Konzertbericht

9.10.2021 - Jeff Cascaro - Herz des Soul schlägt im Stadttheater mit viel Gefühl

Jeff Cascaro Gesang und Trompete, Professor Olaf Polziehn am Flügel. Drummer Hans Decker der WDR Bigband aus Amsterdam und Kontrabassist aus Berlin.   Foto: Grex

Jeff Cascaro Gesang und Trompete, Professor Olaf Polziehn am Flügel. Drummer Hans Decker der WDR Bigband aus Amsterdam und Kontrabassist aus Berlin. Foto: Grex

Lippstadt. Wäre da nicht die Oma aus dem Ruhrgebiet gewesen, die beim Trödel für fünf Mark eine Schallplatte von Ray Charles herausgegriffen hätte, wer weiß, was aus Jeff Cascaro geworden wäre. Nun kam der Soul-Sänger am Freitagabend auf Einladung des Jazzclub Lippstadts mit seiner Band ins Stadttheater, um sich tief bis an die Wurzeln eines verborgenen Beats zu graben. Das gelang dem Ensemble in ganz besonderer Weise. Natürlich mit ganz viel Gefühl, aber auch verdammt guter Jazz-Musik.

Mit dem wahllosen Griff der Oma, die mehr als alles andere dem deutschen Schlager zugewandt war, hat sie die berufliche Laufbahn ihres Enkels wohl maßgeblich beeinflusst, denn aus Jeff Cascaro ist ein ganz feiner Soul-Sänger geworden. Da sind kein krachender James Brown und auch keine treibenden Temptations. Jeff Cascaro ist so ein Tony Bennett-, ein Sinatra-Typ, der im feinen Zwirn daherkommt, mit tänzerischer, eleganter Haltung. Er singt und klatscht, immer wieder. Der Hand-Clap ist sein hör- und sichtbares Zeichen für den Herzschlag seiner Musik.

Auch das Publikum macht dankbar mit, denn beseelt vom Soul kann man gar nicht anders, als sich dezent im Rhythmus zu wiegen. Cascaro ist ein Soul-Man der leisen Art. Grundlage für seine ausgefeilten Arrangements sind Cover-Songs vorrangig der 70er-Jahre mit Wiedererkennungswert.

Sie sind sein Korsett, doch weiter geht es in kompletter Eigenregie. Da sind Ray Charles’ „It’s Alright“, „Ode to Billy Joe“ von Bobby Gentry oder der von vielen Jazz-Musikern gespielte „Stormy Monday Blues“, die er auf sehr diffizile Art und Weise musikalisch neu interpretiert. Er scattet sich durch die Oktaven und beamt sich in die Höhen, wo er gerne ein bisschen verweilt.

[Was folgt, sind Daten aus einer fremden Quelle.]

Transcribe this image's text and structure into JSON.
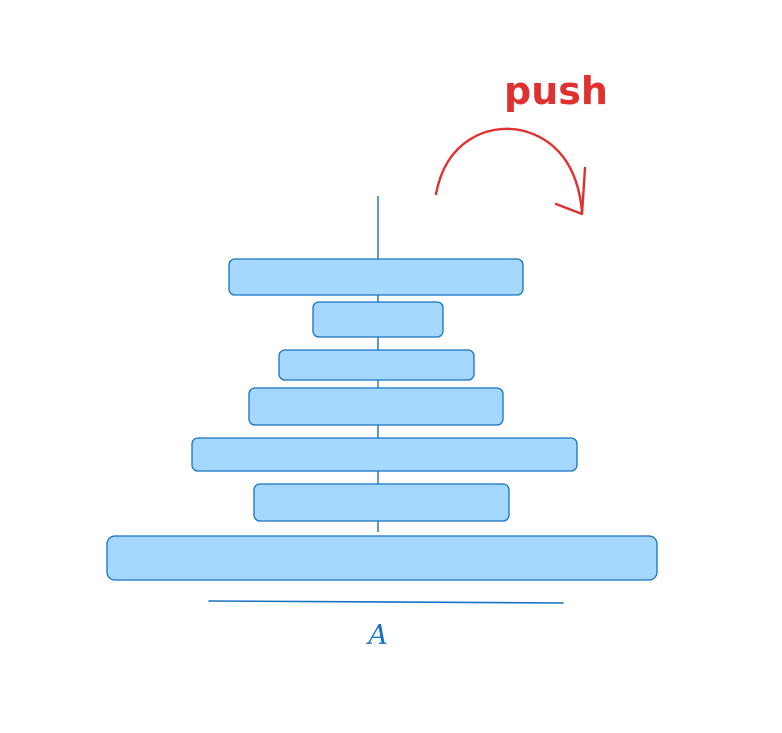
{
  "diagram": {
    "type": "stack-push-illustration",
    "peg_label": "A",
    "action_label": "push",
    "disk_count": 7,
    "colors": {
      "disk_fill": "#a5d8ff",
      "disk_stroke": "#1971c2",
      "rod": "#1e6fb8",
      "label": "#1971c2",
      "action": "#e03131"
    },
    "icons": {
      "arrow": "curved-arrow-icon"
    }
  }
}
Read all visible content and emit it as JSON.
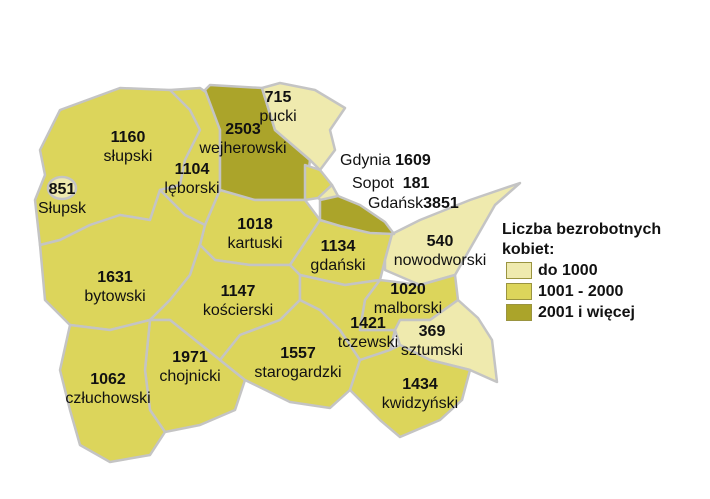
{
  "colors": {
    "low": "#efeaae",
    "mid": "#dcd55b",
    "high": "#aba42a",
    "border": "#c4c4c4"
  },
  "regions": [
    {
      "id": "slupski",
      "name": "słupski",
      "value": "1160",
      "cls": "mid"
    },
    {
      "id": "slupsk",
      "name": "Słupsk",
      "value": "851",
      "cls": "low"
    },
    {
      "id": "leborski",
      "name": "lęborski",
      "value": "1104",
      "cls": "mid"
    },
    {
      "id": "wejherowski",
      "name": "wejherowski",
      "value": "2503",
      "cls": "high"
    },
    {
      "id": "pucki",
      "name": "pucki",
      "value": "715",
      "cls": "low"
    },
    {
      "id": "kartuski",
      "name": "kartuski",
      "value": "1018",
      "cls": "mid"
    },
    {
      "id": "gdanski",
      "name": "gdański",
      "value": "1134",
      "cls": "mid"
    },
    {
      "id": "nowodworski",
      "name": "nowodworski",
      "value": "540",
      "cls": "low"
    },
    {
      "id": "bytowski",
      "name": "bytowski",
      "value": "1631",
      "cls": "mid"
    },
    {
      "id": "koscierski",
      "name": "kościerski",
      "value": "1147",
      "cls": "mid"
    },
    {
      "id": "chojnicki",
      "name": "chojnicki",
      "value": "1971",
      "cls": "mid"
    },
    {
      "id": "czluchowski",
      "name": "człuchowski",
      "value": "1062",
      "cls": "mid"
    },
    {
      "id": "starogardzki",
      "name": "starogardzki",
      "value": "1557",
      "cls": "mid"
    },
    {
      "id": "tczewski",
      "name": "tczewski",
      "value": "1421",
      "cls": "mid"
    },
    {
      "id": "malborski",
      "name": "malborski",
      "value": "1020",
      "cls": "mid"
    },
    {
      "id": "sztumski",
      "name": "sztumski",
      "value": "369",
      "cls": "low"
    },
    {
      "id": "kwidzynski",
      "name": "kwidzyński",
      "value": "1434",
      "cls": "mid"
    }
  ],
  "cities": [
    {
      "id": "gdynia",
      "name": "Gdynia",
      "value": "1609",
      "cls": "mid"
    },
    {
      "id": "sopot",
      "name": "Sopot",
      "value": "181",
      "cls": "low"
    },
    {
      "id": "gdansk",
      "name": "Gdańsk",
      "value": "3851",
      "cls": "high"
    }
  ],
  "legend": {
    "title": "Liczba bezrobotnych kobiet:",
    "items": [
      {
        "label": "do 1000",
        "cls": "low"
      },
      {
        "label": "1001 - 2000",
        "cls": "mid"
      },
      {
        "label": "2001 i więcej",
        "cls": "high"
      }
    ]
  }
}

Oder er greift zur Trompete, um das Thema mit neuen Motiven, Verzierungen und Riffs auszukleiden. Mit ihr verleiht er seinem Sound das klangmalerische i-Tüpfelchen. Beim „Inner City Blues“ von Marvin Gaye hat man das Gefühl, auf einer Roof Top-Bar in Manhattan abzuhängen, so gechillt kommt die Musik daher. Es ist ein süßer und unaufdringlicher, aber nicht minder aufregender Sound. Und immer wieder ist da eine abschließende kurze Hand- oder Kopfbewegung voller musikalischer Intensität. Heraus kommt ein cooler New York-Jazz, eine filigrane Mixtur aus Jazz und Soul, die dem Kopf aber auch den Musikern viel, viel Raum lässt zum Improvisieren.

Mit seinen Bandmitgliedern hat Cascaro eine ausgezeichnete Wahl getroffen. Allen voran Olaf Polziehn am Piano, Professor an der Uni Graz, der mit dem Setzen nur eines Akkordes die ganze Welt der Blues-Scales zum Ausdruck bringt. Vermindert oder erhöht, egal, was er spielt: Es geht durch Mark und Bein. In Polziehn offenbart sich eine Improvisation, die sich auch herausnimmt, von der geordneten Pentatonik in einen „Freestyle“ hinüberzugehen.

Wie feinfühlig ist da das Zusammenspiel, die die Faszination des Soul erlebbar machen und eine Musik erschaffen, die so tief in einen hineinströmt; die die Seele berührt auf eine Weise, die schwer zu erklären ist, aber funktioniert. Jeff Cascaro und Band haben es bewiesen.